The R community has 20,000 CRAN packages but not all of them work cleanly as agent skills. The shape that fits:

- **Returns structured data** (data.frames, lists, S3 objects). The LLM consumes the result programmatically.
- **No printing to stderr** on the happy path. Anything that `cat()`s status updates or paints with `crayon::` pollutes the tool result.
- **No `oops()` or `stop()` for non-error cases**. If the function calls `stop()` because you're not in the right directory, it's designed for a human at the console, not a tool harness.
- **`.Rd` parameters that match `formals()`**. CRAN already enforces this with `R CMD check`, so any current CRAN package qualifies.

Counter-example: [gitr](https://cran.r-project.org/package=gitr) wraps `system2("git", ...)` cleanly enough but `cat()`s colored output and calls `oops()` when not in a git repo. Wrapping it as a skill needed `utils::capture.output()` and grew the code instead of shrinking it. Built for humans, not for plumbing.

The test: would you call this function from another function and trust the return value? If yes, it's a candidate.

## Why no MCP server

A live MCP server ships every tool's JSON schema into the system prompt at connect time. Twenty tools at ~400 tokens each is 8,000 tokens of startup overhead before the agent has done anything. The CLI / package-as-skill path pays roughly zero startup tax (corteza already has `bash`, `run_r`, `read_file` baked in), and lazy lookup via `saber::pkg_help()` costs ~200 tokens for a tool the agent actually needs.

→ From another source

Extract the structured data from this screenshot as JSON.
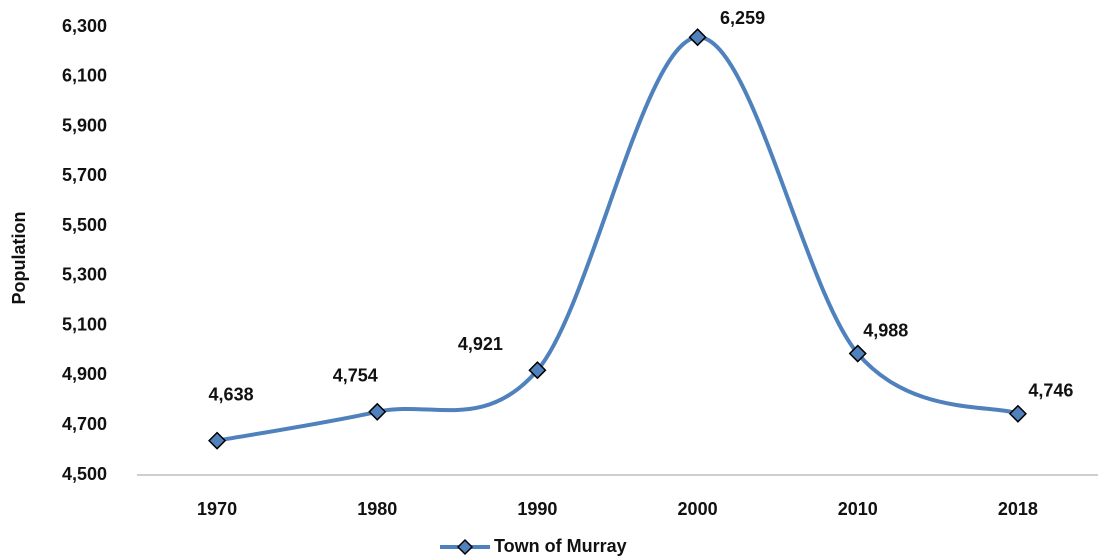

Same tool surface, different cost curve. corteza's MCP server (`corteza::serve()`) still exists for clients that need it (Claude Code, Codex, etc), but it's no longer the only path — the same skill registry feeds both.

## Where to go next

- The derivation pipeline is summarized in the package vignette and package source; the earlier external blog post is no longer linked because its URL no longer resolves reliably.
- Discover what's in a package the same way the agent does: `Rscript --vanilla -e 'saber::pkg_exports("fortunes")'` and `Rscript --vanilla -e 'saber::pkg_help("fortune", "fortunes")'`.
- For your own functions, drop an `.R` file in `<project>/.corteza/skills/` calling `register_skill_from_fn("name", my_fn)`. Loaded on every session start, no installation required.